C’est par l’anus que les araignées tirent leur fil ou soie, qui sort par plusieurs mamelons, comme par autant de filières. Ces soies traversent, par son moyen, les rues, les chemins & les rivières. Il y a deux espèces de soie dans l’araignée qui porte des œufs ; la première qu’elle devide est plus foible, & ne sert qu’à cette espèce de toile dans laquelle les mouches vont s’embarrasser. La seconde est beaucoup plus forte que la première, & sert à envelopper les œufs, à les défendre du froid, des injures de l’air & de l’attaque des autres insectes. Ces cocons ont été employés par M. de Bon, à tirer une soie nouvelle, comme les cocons de vers à soie servent à faire la soie ordinaire.

La fécondité des araignées est surprenante ; elles multiplient beaucoup plus que les vers à soie ; chaque araignée pond cinq ou six cents œufs ; quinze jours après qu’ils ont été pondus, ils éclosent ; l’époque est au mois d’Août ou en Septembre, & leur mère meurt peu de tems après. Les petites araignées qui sortent de ces œufs vivent dix à onze mois sans manger, sans diminuer de volume & sans acquérir ; elles se tiennent toujours dans leur coque, jusqu’à ce que la grande chaleur les oblige d’en sortir. C’est sans doute pour se dédommager d’un si long jeûne, qu’elles sont dans la suite voraces au point de se manger, de se dévorer les unes & les autres, si elles ne trouvent pas à se nourrir de mouches, d’insectes, &c.

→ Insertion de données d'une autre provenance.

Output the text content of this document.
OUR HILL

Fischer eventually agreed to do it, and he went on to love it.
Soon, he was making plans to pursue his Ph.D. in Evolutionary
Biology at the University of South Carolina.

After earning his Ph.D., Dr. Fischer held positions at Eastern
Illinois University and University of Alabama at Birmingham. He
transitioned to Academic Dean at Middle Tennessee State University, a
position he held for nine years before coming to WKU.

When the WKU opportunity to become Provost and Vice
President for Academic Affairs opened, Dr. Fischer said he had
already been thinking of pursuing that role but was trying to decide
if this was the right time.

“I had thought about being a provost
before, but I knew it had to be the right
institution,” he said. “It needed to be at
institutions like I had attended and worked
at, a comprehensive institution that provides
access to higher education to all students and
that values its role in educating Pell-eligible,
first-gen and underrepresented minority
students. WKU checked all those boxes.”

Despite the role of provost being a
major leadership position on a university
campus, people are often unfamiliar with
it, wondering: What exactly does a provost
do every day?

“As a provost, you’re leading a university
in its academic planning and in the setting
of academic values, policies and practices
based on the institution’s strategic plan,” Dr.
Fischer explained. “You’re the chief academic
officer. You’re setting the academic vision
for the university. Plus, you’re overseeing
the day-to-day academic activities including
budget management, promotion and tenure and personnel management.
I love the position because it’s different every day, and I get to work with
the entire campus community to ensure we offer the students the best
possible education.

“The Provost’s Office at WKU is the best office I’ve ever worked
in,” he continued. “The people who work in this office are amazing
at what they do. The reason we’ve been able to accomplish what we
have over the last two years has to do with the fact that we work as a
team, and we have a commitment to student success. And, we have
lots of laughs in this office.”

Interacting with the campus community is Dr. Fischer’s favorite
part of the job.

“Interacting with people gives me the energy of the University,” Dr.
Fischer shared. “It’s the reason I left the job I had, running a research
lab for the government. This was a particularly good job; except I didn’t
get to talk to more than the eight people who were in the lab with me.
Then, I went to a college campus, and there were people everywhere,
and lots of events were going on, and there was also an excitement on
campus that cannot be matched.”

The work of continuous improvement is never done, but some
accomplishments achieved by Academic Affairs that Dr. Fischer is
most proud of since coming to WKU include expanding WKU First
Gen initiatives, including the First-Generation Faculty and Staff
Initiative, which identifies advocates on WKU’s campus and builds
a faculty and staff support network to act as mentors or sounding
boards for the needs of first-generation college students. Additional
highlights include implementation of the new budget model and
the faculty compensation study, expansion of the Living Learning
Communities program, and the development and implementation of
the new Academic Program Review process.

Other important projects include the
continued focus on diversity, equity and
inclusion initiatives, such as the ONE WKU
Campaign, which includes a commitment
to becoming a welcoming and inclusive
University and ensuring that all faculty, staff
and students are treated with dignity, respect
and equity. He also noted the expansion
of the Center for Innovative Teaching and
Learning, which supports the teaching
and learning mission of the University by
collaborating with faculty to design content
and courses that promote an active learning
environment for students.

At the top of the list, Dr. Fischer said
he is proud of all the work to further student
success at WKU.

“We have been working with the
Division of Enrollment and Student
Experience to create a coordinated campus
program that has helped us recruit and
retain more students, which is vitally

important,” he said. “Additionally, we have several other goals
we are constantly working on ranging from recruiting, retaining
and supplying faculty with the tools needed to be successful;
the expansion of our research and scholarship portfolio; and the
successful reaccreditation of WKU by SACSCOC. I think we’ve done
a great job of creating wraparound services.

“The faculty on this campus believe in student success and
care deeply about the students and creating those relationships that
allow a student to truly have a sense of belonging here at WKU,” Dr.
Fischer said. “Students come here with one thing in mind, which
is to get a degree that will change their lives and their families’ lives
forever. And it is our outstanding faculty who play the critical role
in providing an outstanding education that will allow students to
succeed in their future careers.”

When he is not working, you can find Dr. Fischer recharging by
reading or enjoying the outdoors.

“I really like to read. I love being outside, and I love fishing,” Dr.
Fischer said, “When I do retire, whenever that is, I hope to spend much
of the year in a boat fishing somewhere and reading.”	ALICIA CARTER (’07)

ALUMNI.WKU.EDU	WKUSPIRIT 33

M. de Réaumur, d’après les éducations d’araignées de M. de Bon, en a essayé de semblables, & il en rend compte dans les volumes de l’académie des sciences de Paris. Dans les mois d’Août & de Septembre, il mit de grosses araignées à jambes courtes dans des cornets de papier, ou dans des pots recouverts d’un papier percé de trous d’épingle ; c’est dans ces espèces de prisons qu’elles font leur cocon. Les mouches qu’on leur donne sont leur nourriture. M. de Réaumur a tenté vainement de les nourrir avec des substances végétales ; tous les insectes sont de leur goût, & l’extrémité des plumes arrachées nouvellement des oiseaux, & encore sanglantes, sont un mets qu’elles mangent ou sucent avec le plus grand plaisir. Une pareille éducation donneroit, si on vouloit l’exécuter en grand, plus d’embarras que de profit. Il faudroit également faire une éducation de mouches pour les nourrir.

M. de Bon a retiré quatre onces de soie de treize onces de cocons. Il fit battre légérement pendant quelque tems avec la main & avec un petit bâton, ces treize onces de cocons, afin d’en chasser la poussière ; ensuite il les lava dans l’eau tiède, & la changea jusqu’à ce qu’elle fût nette. Ils furent jetés dans un grand pot rempli d’eau de savon, dans laquelle il avoit fait dissoudre du salpètre & de la gomme arabique. Le tout bouillit à petit feu pendant deux ou trois heures, & les cocons furent, après cette opération, lavés dans l’eau tiède jusqu’à ce que l’eau savoneuse fût dissipée. On les laissa sécher ; on les ramollit un peu entre les doigts pour les faire carder plus facilement. Cette soie cardée se file aisément au fuseau, & le fil qu’on en retire est plus fin & plus fort que celui de la soie ordinaire, & il prend facilement toutes les couleurs de teinture qu’on veut lui donner.